One truck dealership executive said pockets of open slots from multiple truck makers are starting to appear.
“I think trucking companies have either canceled or trimmed back on what their actual needs are,” Robert Gomez, executive vice president of sales at Worldwide Equipment Inc., told Transport Topics. “They have right-sized their needs for this year. Which has opened up some slots for dealers that were patient or missed out on ordering trucks. Now we have some flexibility, not a lot but some flexibility.
“It could be from reshuffling of the order board, or cancellations of orders — which I believe is the bigger portion. Or an increase in production,” he said.
The Prestonsburg, Ky.-based company is a truck and trailer dealer representing multiple brands including Mack Trucks, Volvo Trucks North America, Kenworth Truck Co., International Truck, Hino Trucks and Isuzu. The company operates in six states and has 16 full-service dealerships and 15 leasing locations, among other facilities.
FTR pegged orders at 10,400, calling it a normal number for this point in a 12-month cycle.
“Here’s what the interesting thing was,” said Don Ake, vice president of commercial vehicles at FTR. “Order cycles usually start later, September or October. This one started in June . So this is the last month of the order cycle for those 12 months.
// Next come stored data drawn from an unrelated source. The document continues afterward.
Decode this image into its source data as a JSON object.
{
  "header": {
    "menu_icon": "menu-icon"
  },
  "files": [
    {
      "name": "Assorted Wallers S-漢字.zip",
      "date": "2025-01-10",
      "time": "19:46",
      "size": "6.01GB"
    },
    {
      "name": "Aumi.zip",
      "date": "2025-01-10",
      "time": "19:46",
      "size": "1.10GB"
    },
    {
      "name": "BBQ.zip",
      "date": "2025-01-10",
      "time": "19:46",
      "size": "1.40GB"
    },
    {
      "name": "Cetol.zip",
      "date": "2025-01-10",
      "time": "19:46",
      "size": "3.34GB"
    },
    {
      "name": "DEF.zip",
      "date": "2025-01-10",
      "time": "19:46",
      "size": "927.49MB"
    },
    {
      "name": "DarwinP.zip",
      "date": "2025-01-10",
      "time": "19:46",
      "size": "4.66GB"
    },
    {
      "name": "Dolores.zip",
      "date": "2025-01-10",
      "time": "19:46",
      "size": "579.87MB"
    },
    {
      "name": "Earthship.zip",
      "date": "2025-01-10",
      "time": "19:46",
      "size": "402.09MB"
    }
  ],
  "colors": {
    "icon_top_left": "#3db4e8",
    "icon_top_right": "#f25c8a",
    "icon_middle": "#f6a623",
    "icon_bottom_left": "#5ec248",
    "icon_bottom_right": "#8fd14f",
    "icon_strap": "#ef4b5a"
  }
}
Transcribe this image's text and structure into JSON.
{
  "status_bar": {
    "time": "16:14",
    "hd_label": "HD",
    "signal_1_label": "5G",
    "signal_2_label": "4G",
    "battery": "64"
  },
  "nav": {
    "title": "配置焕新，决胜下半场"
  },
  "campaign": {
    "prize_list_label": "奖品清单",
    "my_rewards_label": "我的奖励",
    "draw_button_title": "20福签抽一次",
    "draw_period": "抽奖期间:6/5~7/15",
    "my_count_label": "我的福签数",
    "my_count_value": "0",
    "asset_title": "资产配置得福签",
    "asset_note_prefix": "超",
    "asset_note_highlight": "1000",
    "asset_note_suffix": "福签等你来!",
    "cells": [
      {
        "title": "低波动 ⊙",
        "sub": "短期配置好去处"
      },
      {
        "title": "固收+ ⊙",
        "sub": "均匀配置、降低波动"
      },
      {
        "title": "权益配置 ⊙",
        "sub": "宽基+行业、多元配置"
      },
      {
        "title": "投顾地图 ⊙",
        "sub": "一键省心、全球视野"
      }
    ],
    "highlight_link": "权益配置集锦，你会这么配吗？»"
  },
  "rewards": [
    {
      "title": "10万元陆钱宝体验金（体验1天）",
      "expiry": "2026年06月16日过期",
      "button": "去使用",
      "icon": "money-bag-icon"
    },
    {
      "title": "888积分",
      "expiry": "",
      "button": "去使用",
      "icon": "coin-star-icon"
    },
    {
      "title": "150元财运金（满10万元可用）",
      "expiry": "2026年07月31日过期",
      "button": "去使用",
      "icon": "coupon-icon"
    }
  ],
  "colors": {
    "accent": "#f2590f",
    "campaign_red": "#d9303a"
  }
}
In a way, it’s a very normal number based on what has happened before [at the bottom].”
One truck maker CEO said the orders were coming from fleets as part of a replacement-plus strategy.
“A portion of that is driven by technology, customers who appreciate the safety systems and the impact that has on their overall costs, but also their ability to attract and retain drivers,” Navistar International Corp. Chairman and CEO Troy Clarke said in its latest earnings call. “These are, I would say, strategic, well thought out, longer term players in the industry. Those are the guys and gals who are still ordering trucks, and hanging in there. Their orders are still in the backlog, and we anticipate delivering those.”
Meanwhile, 18 months ago a customer could get a truck in a matter of six to 10 weeks, Gomez said, then in 2018 it jumped to a little more than a year. Now, a customer can get a truck in September or October.
“People aren’t looking into 2020 like they were into 2019, when it was almost like a gold rush, a frantic rush to get a slot,” Gomez said.
Gomez believes dealer inventory, at least for the truck manufacturers Worldwide represents, is higher than it has been in years, which is probably a good thing for the customer because deals will become available.
Typical inventory levels are 2 to 2.5 months, said Tam, and at the end of April inventory stood at 2.7 months — higher but not alarmingly so. “The caveat is sales have to stay strong.”
At the same time, Gomez said the excess inventory is really going to slow down production and limit the truck makers’ ability to manufacture additional trucks.
“They will have to come up with some unique ways to get a dealership to purchase so they can keep their factories running,” he said.
ACT has forecast for 2019 342,000 units of production levels and sales of 329,000, which adds inventory.
In 2020, ACT called for production of 245,000 and 264,000 in sales.